Uno puede decir, también, que el tema de la película es el racismo y yo compro eso. Salvo que si el único tema de la película fuera el racismo, el film no importaría nada: un aula y una ley son más efectivas contra el racismo que una película. Las películas son el hogar de lo extraordinario, y eso es lo que buscamos: la fe de que lo imposiuble está al alcance de la mano. Pues bien, aquí eso sucede. El viaje por esa Bolivia que desconocemos es placentero, lleno de aventuras, gracioso en el sentido más amplio del término. Y lo más sabroso en el comentario social es lateral. Por ejemplo: el guía guaraní llama “esos de nariz de loro y poncho colorado” a los kolla; ironiza sobre que haya un “originario” en el Gobierno -la crítica a Evo Morales existe y es sutil, esa sutileza la vuelve inteligente-; se ríe del hecho de que ese “ikari” (blanco) se encuentre en inferioridad de condiciones ante los indígenas. También muestra, en una secuencia que incluye una fiesta nocturna, cómo el contraste entre indígenas y blancos es un conflicto permanente, que elude cualquier voluntarismo.

Hay dos momentos que hacen de la película algo más interesante de lo que podría haber sido. Uno de ellos ocurre cuando el guaraní descubre que el “blanco” habla también guaraní perfectamente y pone en evidencia al otro. El tema pasa del racismo al poder, al uso y abuso del poder de quienes detentan las reglas de un lenguaje. Es más, si vamos un poco más al fondo de la cuestión, creo que el auténtico tema de la película es para qué sirve el lenguaje, de dónde viene, para qué lo usamos y hasta dónde llega su poder. Los textos en off, dispuestos sobre fondo negro como marcando capítulos, tanto en español como en guaraní y que mentan mitos, no son otra cosa más que algo universal que está allí mientras en el film se desarrolla una road movie agradable pero algo prosaica.

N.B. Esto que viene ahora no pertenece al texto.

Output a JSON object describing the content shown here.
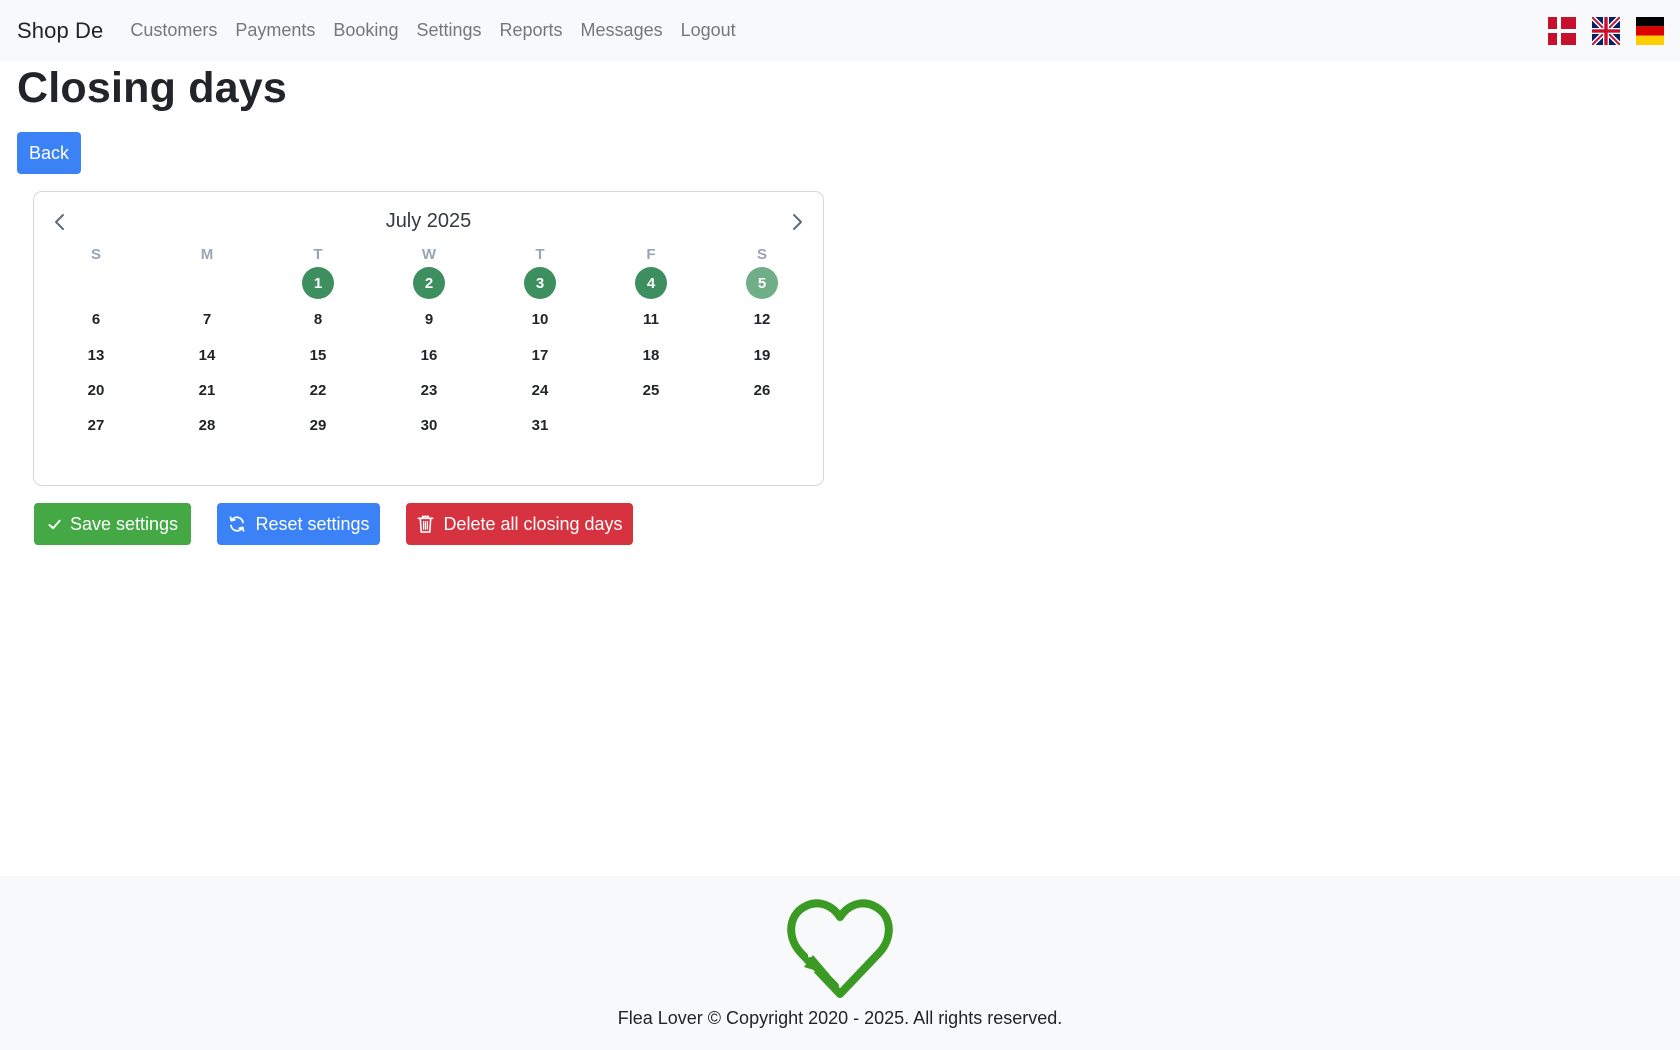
{
  "nav": {
    "brand": "Shop De",
    "links": [
      "Customers",
      "Payments",
      "Booking",
      "Settings",
      "Reports",
      "Messages",
      "Logout"
    ],
    "flags": [
      "danish-flag-icon",
      "uk-flag-icon",
      "german-flag-icon"
    ]
  },
  "page": {
    "title": "Closing days",
    "back_label": "Back"
  },
  "calendar": {
    "month_label": "July 2025",
    "weekdays": [
      "S",
      "M",
      "T",
      "W",
      "T",
      "F",
      "S"
    ],
    "first_weekday_index": 2,
    "days_in_month": 31,
    "closed_days": [
      1,
      2,
      3,
      4,
      5
    ],
    "highlighted_light_days": [
      5
    ],
    "closed_color": "#3d8f5f",
    "closed_light_color": "#6fae86",
    "prev_icon": "chevron-left-icon",
    "next_icon": "chevron-right-icon"
  },
  "actions": {
    "save_label": "Save settings",
    "reset_label": "Reset settings",
    "delete_label": "Delete all closing days",
    "save_color": "#44a844",
    "reset_color": "#3b82f6",
    "delete_color": "#d7323f"
  },
  "footer": {
    "copyright": "Flea Lover © Copyright 2020 - 2025. All rights reserved.",
    "logo_icon": "recycle-heart-icon",
    "logo_color": "#3a9a23"
  }
}
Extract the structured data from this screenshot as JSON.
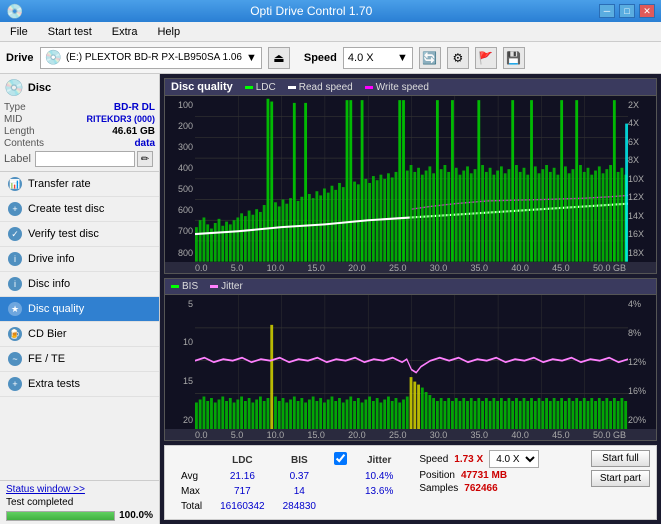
{
  "titlebar": {
    "title": "Opti Drive Control 1.70",
    "minimize": "─",
    "maximize": "□",
    "close": "✕"
  },
  "menubar": {
    "items": [
      "File",
      "Start test",
      "Extra",
      "Help"
    ]
  },
  "toolbar": {
    "drive_label": "Drive",
    "drive_value": "(E:)  PLEXTOR BD-R   PX-LB950SA 1.06",
    "speed_label": "Speed",
    "speed_value": "4.0 X"
  },
  "disc": {
    "title": "Disc",
    "type_label": "Type",
    "type_value": "BD-R DL",
    "mid_label": "MID",
    "mid_value": "RITEKDR3 (000)",
    "length_label": "Length",
    "length_value": "46.61 GB",
    "contents_label": "Contents",
    "contents_value": "data",
    "label_label": "Label",
    "label_value": ""
  },
  "nav": {
    "items": [
      {
        "id": "transfer-rate",
        "label": "Transfer rate",
        "active": false
      },
      {
        "id": "create-test-disc",
        "label": "Create test disc",
        "active": false
      },
      {
        "id": "verify-test-disc",
        "label": "Verify test disc",
        "active": false
      },
      {
        "id": "drive-info",
        "label": "Drive info",
        "active": false
      },
      {
        "id": "disc-info",
        "label": "Disc info",
        "active": false
      },
      {
        "id": "disc-quality",
        "label": "Disc quality",
        "active": true
      },
      {
        "id": "cd-bier",
        "label": "CD Bier",
        "active": false
      },
      {
        "id": "fe-te",
        "label": "FE / TE",
        "active": false
      },
      {
        "id": "extra-tests",
        "label": "Extra tests",
        "active": false
      }
    ]
  },
  "status": {
    "window_btn": "Status window >>",
    "text": "Test completed",
    "progress": 100,
    "progress_label": "100.0%"
  },
  "chart1": {
    "title": "Disc quality",
    "legend": [
      {
        "label": "LDC",
        "color": "#00ff00"
      },
      {
        "label": "Read speed",
        "color": "#ffffff"
      },
      {
        "label": "Write speed",
        "color": "#ff00ff"
      }
    ],
    "y_left": [
      "800",
      "700",
      "600",
      "500",
      "400",
      "300",
      "200",
      "100"
    ],
    "y_right": [
      "18X",
      "16X",
      "14X",
      "12X",
      "10X",
      "8X",
      "6X",
      "4X",
      "2X"
    ],
    "x_labels": [
      "0.0",
      "5.0",
      "10.0",
      "15.0",
      "20.0",
      "25.0",
      "30.0",
      "35.0",
      "40.0",
      "45.0",
      "50.0 GB"
    ]
  },
  "chart2": {
    "legend": [
      {
        "label": "BIS",
        "color": "#00ff00"
      },
      {
        "label": "Jitter",
        "color": "#ff80ff"
      }
    ],
    "y_left": [
      "20",
      "15",
      "10",
      "5"
    ],
    "y_right": [
      "20%",
      "16%",
      "12%",
      "8%",
      "4%"
    ],
    "x_labels": [
      "0.0",
      "5.0",
      "10.0",
      "15.0",
      "20.0",
      "25.0",
      "30.0",
      "35.0",
      "40.0",
      "45.0",
      "50.0 GB"
    ]
  },
  "stats": {
    "ldc_label": "LDC",
    "bis_label": "BIS",
    "jitter_label": "Jitter",
    "jitter_checked": true,
    "speed_label": "Speed",
    "speed_value": "1.73 X",
    "speed_select": "4.0 X",
    "avg_label": "Avg",
    "avg_ldc": "21.16",
    "avg_bis": "0.37",
    "avg_jitter": "10.4%",
    "max_label": "Max",
    "max_ldc": "717",
    "max_bis": "14",
    "max_jitter": "13.6%",
    "position_label": "Position",
    "position_value": "47731 MB",
    "total_label": "Total",
    "total_ldc": "16160342",
    "total_bis": "284830",
    "samples_label": "Samples",
    "samples_value": "762466",
    "start_full": "Start full",
    "start_part": "Start part"
  }
}
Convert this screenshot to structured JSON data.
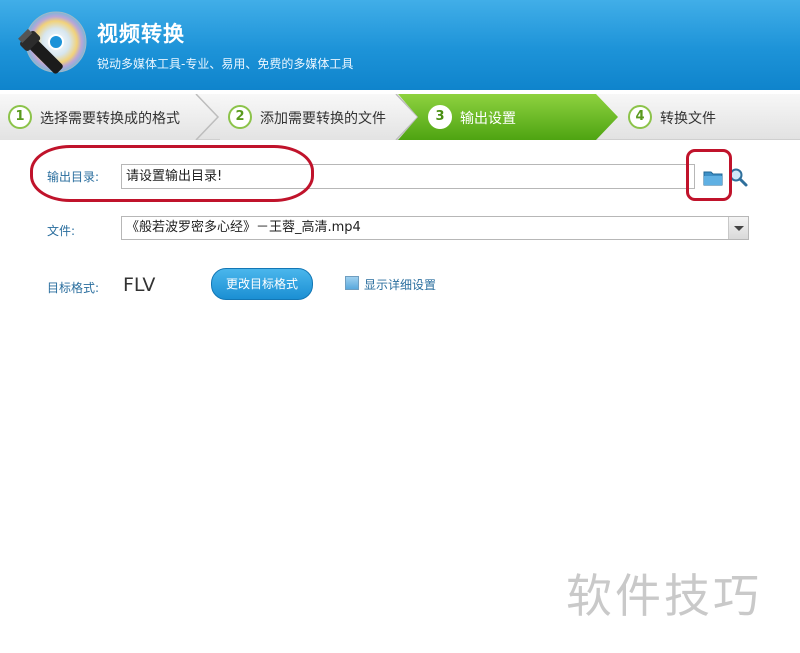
{
  "header": {
    "title": "视频转换",
    "subtitle": "锐动多媒体工具-专业、易用、免费的多媒体工具"
  },
  "steps": [
    {
      "num": "1",
      "label": "选择需要转换成的格式",
      "active": false
    },
    {
      "num": "2",
      "label": "添加需要转换的文件",
      "active": false
    },
    {
      "num": "3",
      "label": "输出设置",
      "active": true
    },
    {
      "num": "4",
      "label": "转换文件",
      "active": false
    }
  ],
  "output": {
    "label": "输出目录:",
    "value": "请设置输出目录!"
  },
  "file": {
    "label": "文件:",
    "selected": "《般若波罗密多心经》－王蓉_高清.mp4"
  },
  "format": {
    "label": "目标格式:",
    "value": "FLV",
    "change_button": "更改目标格式",
    "detail_checkbox": "显示详细设置"
  },
  "watermark": "软件技巧",
  "colors": {
    "header": "#1d93d8",
    "active_step": "#5fb21b",
    "annotation": "#c0132b"
  },
  "icons": [
    "disc-logo-icon",
    "folder-icon",
    "search-icon",
    "dropdown-arrow-icon"
  ]
}
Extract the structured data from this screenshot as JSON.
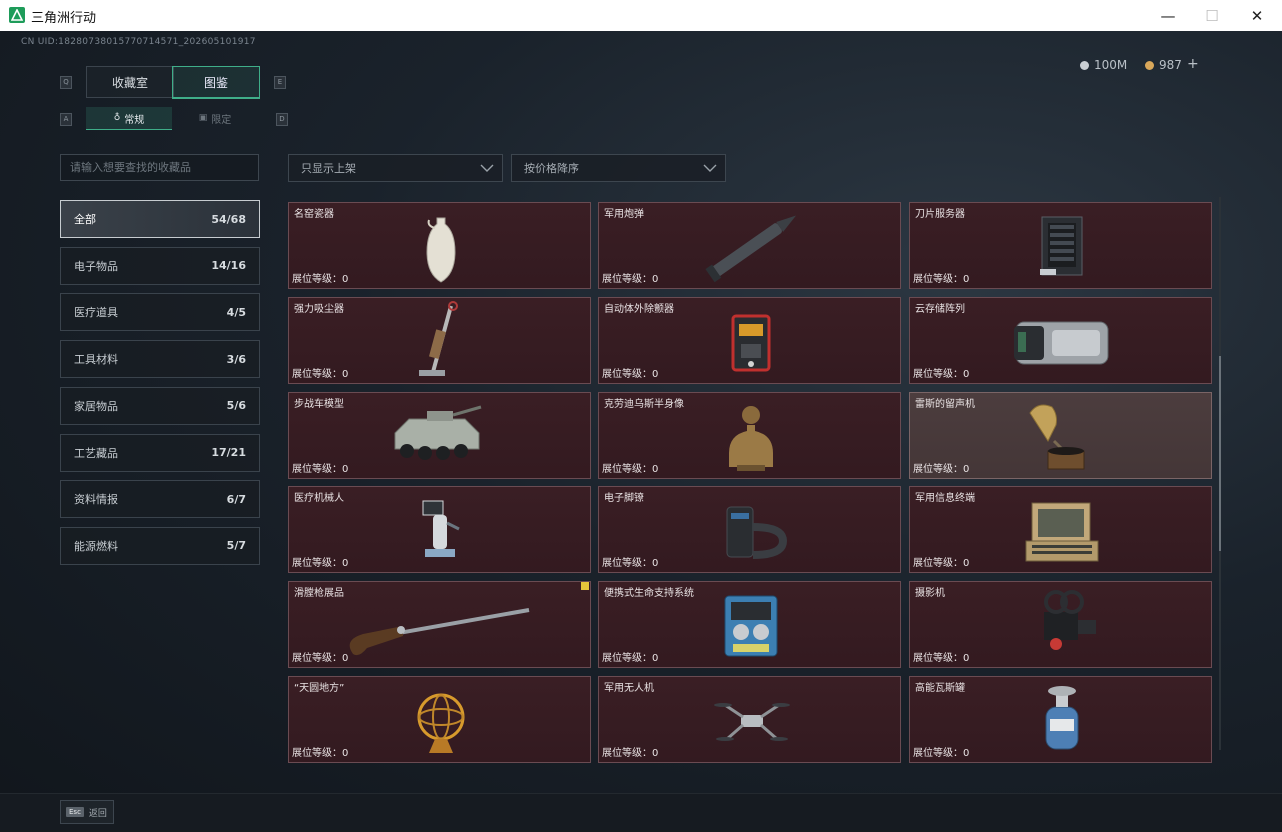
{
  "window": {
    "title": "三角洲行动",
    "minimize": "—",
    "maximize": "☐",
    "close": "✕"
  },
  "header": {
    "uid": "CN UID:18280738015770714571_202605101917",
    "currency": [
      {
        "value": "100M",
        "color": "#c9ced3"
      },
      {
        "value": "987",
        "color": "#d8a75a"
      }
    ],
    "add": "+"
  },
  "tabs": [
    {
      "label": "收藏室",
      "active": false
    },
    {
      "label": "图鉴",
      "active": true
    }
  ],
  "tab_keys": {
    "left": "Q",
    "right": "E",
    "sub_left": "A",
    "sub_right": "D"
  },
  "subtabs": [
    {
      "label": "常规",
      "icon": "bottle-icon",
      "active": true
    },
    {
      "label": "限定",
      "icon": "box-icon",
      "active": false
    }
  ],
  "search": {
    "placeholder": "请输入想要查找的收藏品"
  },
  "filters": {
    "shelf": "只显示上架",
    "sort": "按价格降序"
  },
  "categories": [
    {
      "label": "全部",
      "count": "54/68",
      "active": true
    },
    {
      "label": "电子物品",
      "count": "14/16"
    },
    {
      "label": "医疗道具",
      "count": "4/5"
    },
    {
      "label": "工具材料",
      "count": "3/6"
    },
    {
      "label": "家居物品",
      "count": "5/6"
    },
    {
      "label": "工艺藏品",
      "count": "17/21"
    },
    {
      "label": "资料情报",
      "count": "6/7"
    },
    {
      "label": "能源燃料",
      "count": "5/7"
    }
  ],
  "level_label": "展位等级：",
  "items": [
    {
      "name": "名窑瓷器",
      "level": "0",
      "icon": "vase-icon"
    },
    {
      "name": "军用炮弹",
      "level": "0",
      "icon": "shell-icon"
    },
    {
      "name": "刀片服务器",
      "level": "0",
      "icon": "server-icon"
    },
    {
      "name": "强力吸尘器",
      "level": "0",
      "icon": "vacuum-icon"
    },
    {
      "name": "自动体外除颤器",
      "level": "0",
      "icon": "defibrillator-icon"
    },
    {
      "name": "云存储阵列",
      "level": "0",
      "icon": "storage-array-icon"
    },
    {
      "name": "步战车模型",
      "level": "0",
      "icon": "armored-vehicle-icon"
    },
    {
      "name": "克劳迪乌斯半身像",
      "level": "0",
      "icon": "bust-icon"
    },
    {
      "name": "雷斯的留声机",
      "level": "0",
      "icon": "gramophone-icon",
      "light": true
    },
    {
      "name": "医疗机械人",
      "level": "0",
      "icon": "medical-robot-icon"
    },
    {
      "name": "电子脚镣",
      "level": "0",
      "icon": "ankle-monitor-icon"
    },
    {
      "name": "军用信息终端",
      "level": "0",
      "icon": "terminal-icon"
    },
    {
      "name": "滑膛枪展品",
      "level": "0",
      "icon": "musket-icon",
      "badge": true
    },
    {
      "name": "便携式生命支持系统",
      "level": "0",
      "icon": "life-support-icon"
    },
    {
      "name": "摄影机",
      "level": "0",
      "icon": "camera-icon"
    },
    {
      "name": "“天圆地方”",
      "level": "0",
      "icon": "armillary-sphere-icon"
    },
    {
      "name": "军用无人机",
      "level": "0",
      "icon": "drone-icon"
    },
    {
      "name": "高能瓦斯罐",
      "level": "0",
      "icon": "gas-canister-icon"
    }
  ],
  "footer": {
    "esc_key": "Esc",
    "back_label": "返回"
  }
}
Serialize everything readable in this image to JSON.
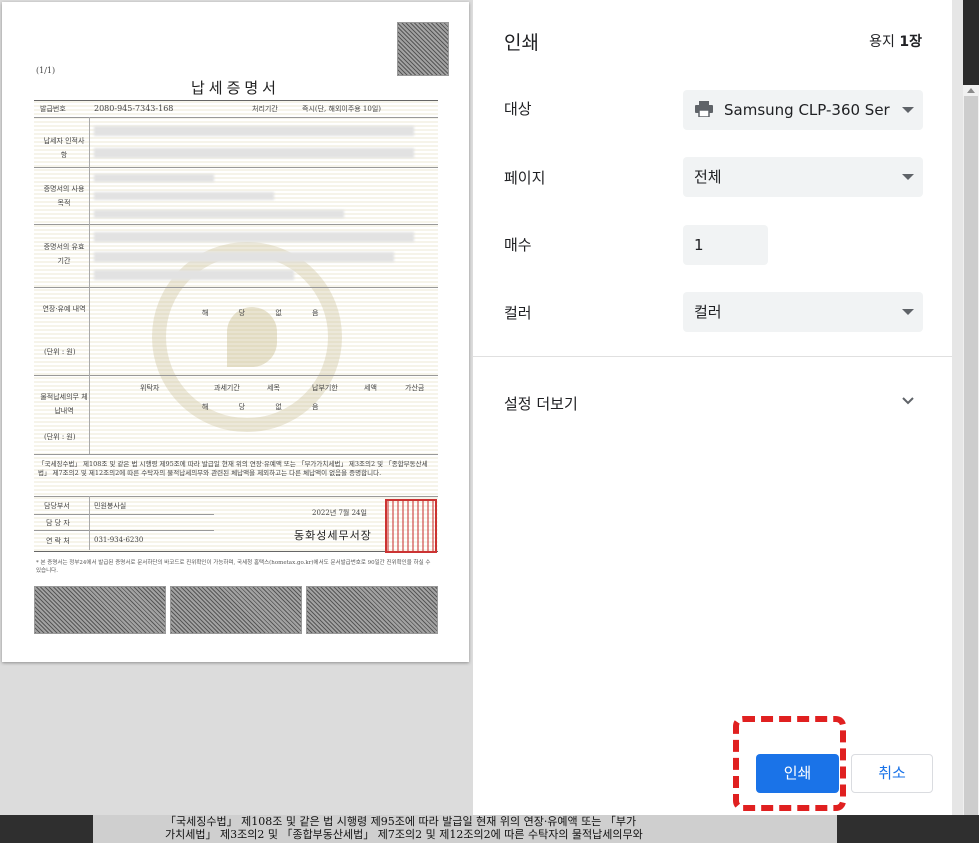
{
  "document": {
    "page_indicator": "(1/1)",
    "title": "납세증명서",
    "issue_no_label": "발급번호",
    "issue_no": "2080-945-7343-168",
    "process_label": "처리기간",
    "process_value": "즉시(단, 해외이주용 10일)",
    "taxpayer_label": "납세자 인적사항",
    "purpose_label": "증명서의 사용목적",
    "validity_label": "증명서의 유효기간",
    "deferral_label": "연장·유예 내역",
    "unit_label": "(단위 : 원)",
    "none_text": "해 당 없 음",
    "trustee_label": "물적납세의무 체납내역",
    "trustee_cols": [
      "위탁자",
      "과세기간",
      "세목",
      "납부기한",
      "세액",
      "가산금"
    ],
    "unit_label_2": "(단위 : 원)",
    "none_text_2": "해 당 없 음",
    "statement": "「국세징수법」 제108조 및 같은 법 시행령 제95조에 따라 발급일 현재 위의 연장·유예액 또는 「부가가치세법」 제3조의2 및 「종합부동산세법」 제7조의2 및 제12조의2에 따른 수탁자의 물적납세의무와 관련된 체납액을 제외하고는 다른 체납액이 없음을 증명합니다.",
    "dept_label": "담당부서",
    "dept_value": "민원봉사실",
    "person_label": "담 당 자",
    "contact_label": "연 락 처",
    "contact_value": "031-934-6230",
    "date": "2022년 7월 24일",
    "issuer": "동화성세무서장",
    "footnote": "* 본 증명서는 정부24에서 발급된 증명서로 문서하단의 바코드로 진위확인이 가능하며, 국세청 홈택스(hometax.go.kr)에서도 문서발급번호로 90일간 진위확인을 하실 수 있습니다."
  },
  "print_panel": {
    "title": "인쇄",
    "sheet_count_prefix": "용지 ",
    "sheet_count_value": "1장",
    "destination_label": "대상",
    "destination_value": "Samsung CLP-360 Ser",
    "destination_icon": "printer-icon",
    "pages_label": "페이지",
    "pages_value": "전체",
    "copies_label": "매수",
    "copies_value": "1",
    "color_label": "컬러",
    "color_value": "컬러",
    "more_settings": "설정 더보기",
    "print_button": "인쇄",
    "cancel_button": "취소",
    "accent_color": "#1a73e8",
    "highlight_color": "#e02020"
  },
  "background_text": {
    "line1": "「국세징수법」 제108조 및 같은 법 시행령 제95조에 따라 발급일 현재 위의 연장·유예액 또는 「부가",
    "line2": "가치세법」 제3조의2 및 「종합부동산세법」 제7조의2 및 제12조의2에 따른 수탁자의 물적납세의무와"
  }
}
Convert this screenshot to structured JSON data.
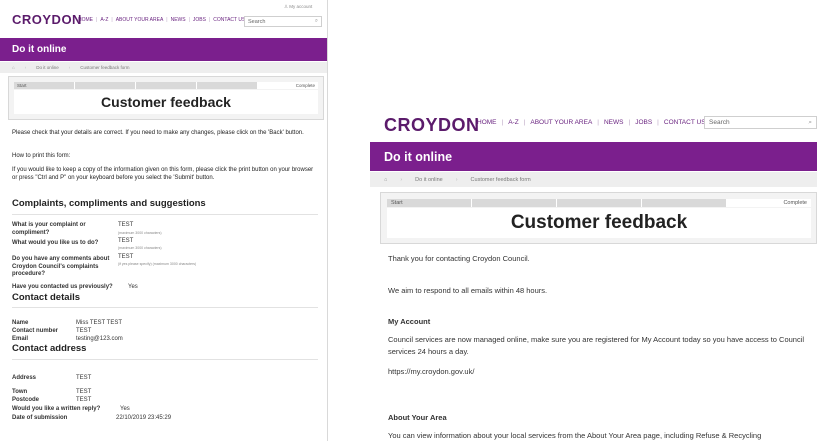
{
  "header": {
    "logo": "CROYDON",
    "my_account": "♙ My account",
    "nav": [
      "HOME",
      "A-Z",
      "ABOUT YOUR AREA",
      "NEWS",
      "JOBS",
      "CONTACT US"
    ],
    "search_placeholder": "Search"
  },
  "band_title": "Do it online",
  "breadcrumb": [
    "Do it online",
    "Customer feedback form"
  ],
  "progress": {
    "start": "Start",
    "complete": "Complete"
  },
  "page_title": "Customer feedback",
  "left": {
    "intro": "Please check that your details are correct. If you need to make any changes, please click on the 'Back' button.",
    "print_heading": "How to print this form:",
    "print_text": "If you would like to keep a copy of the information given on this form, please click the print button on your browser or press \"Ctrl and P\" on your keyboard before you select the 'Submit' button.",
    "section_complaints": "Complaints, compliments and suggestions",
    "q1_label": "What is your complaint or compliment?",
    "q1_value": "TEST",
    "q1_hint": "(maximum 3000 characters)",
    "q2_label": "What would you like us to do?",
    "q2_value": "TEST",
    "q2_hint": "(maximum 3000 characters)",
    "q3_label": "Do you have any comments about Croydon Council's complaints procedure?",
    "q3_value": "TEST",
    "q3_hint": "(if yes please specify) (maximum 3000 characters)",
    "q4_label": "Have you contacted us previously?",
    "q4_value": "Yes",
    "section_contact": "Contact details",
    "name_label": "Name",
    "name_value": "Miss TEST TEST",
    "number_label": "Contact number",
    "number_value": "TEST",
    "email_label": "Email",
    "email_value": "testing@123.com",
    "section_address": "Contact address",
    "address_label": "Address",
    "address_value": "TEST",
    "town_label": "Town",
    "town_value": "TEST",
    "postcode_label": "Postcode",
    "postcode_value": "TEST",
    "reply_label": "Would you like a written reply?",
    "reply_value": "Yes",
    "date_label": "Date of submission",
    "date_value": "22/10/2019 23:45:29"
  },
  "right": {
    "thanks": "Thank you for contacting Croydon Council.",
    "respond": "We aim to respond to all emails within 48 hours.",
    "my_account_heading": "My Account",
    "my_account_text": "Council services are now managed online, make sure you are registered for My Account today so you have access to Council services 24 hours a day.",
    "my_account_url": "https://my.croydon.gov.uk/",
    "area_heading": "About Your Area",
    "area_text": "You can view information about your local services from the About Your Area page, including Refuse & Recycling"
  },
  "colors": {
    "brand_purple": "#7b1f8d",
    "logo_purple": "#5b1b6b"
  }
}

El otro momento es aquel donde, finalmente, el blanco parece haber encontrado a aquellos primitivos que buscaba, para descubrir luego que se trata de extras en una película. Ahí el film hace algo que, creo, no es premeditado y que sí es la verdadera dimensión crítica. Uno puede tomar el relato como una glorificación de la Bolivia de Evo, donde los indios tienen el poder. Sin embargo, esa concepción está puesta en duda secuencia a secuencia. Finalmente, queda claro que, si bien hay algo atávico y tradicional que existe y funciona (hay una cura chamánica cerca del final y la integración del “blanco” a una comunidad mayor, no ya indígena sino universal en el reconocimiento del otro), solo el cine puede traer de vuelta el tiempo perdido -el punto de partida es un viejo material documental tomado por un sueco un siglo atrás. El mundo sigue un camino y el tiempo es inexorable; la realidad es obstinada y los oprimidos de ayer, al ejercer el poder, se comportan o pueden comportarse también como los opresores. Las palabras son relativas y las imágenes, finalmente, lo único que cuenta. Cuando hay más de un personaje en escena, la película carece de énfasis y se aboca a un registro bien cotidiano, lo que no hace más que poner de relieve esos temas. Da la impresión de que Valdivia tuvo la impresión de que todo esto pasaba con su película pero que decidió priorizar otra cosa (de allí que lo enfático moleste). Pero hizo tan humanos a sus personajes que los verdaderos temas, los universales, los que no dependen de Bolivia o Tombuctú, surgen para seguir acicateando cuando salimos. Y la belleza ayuda a forjar memoria. Quedé sorprendido de que hubiera tanto para pensar de esta comedia del camino.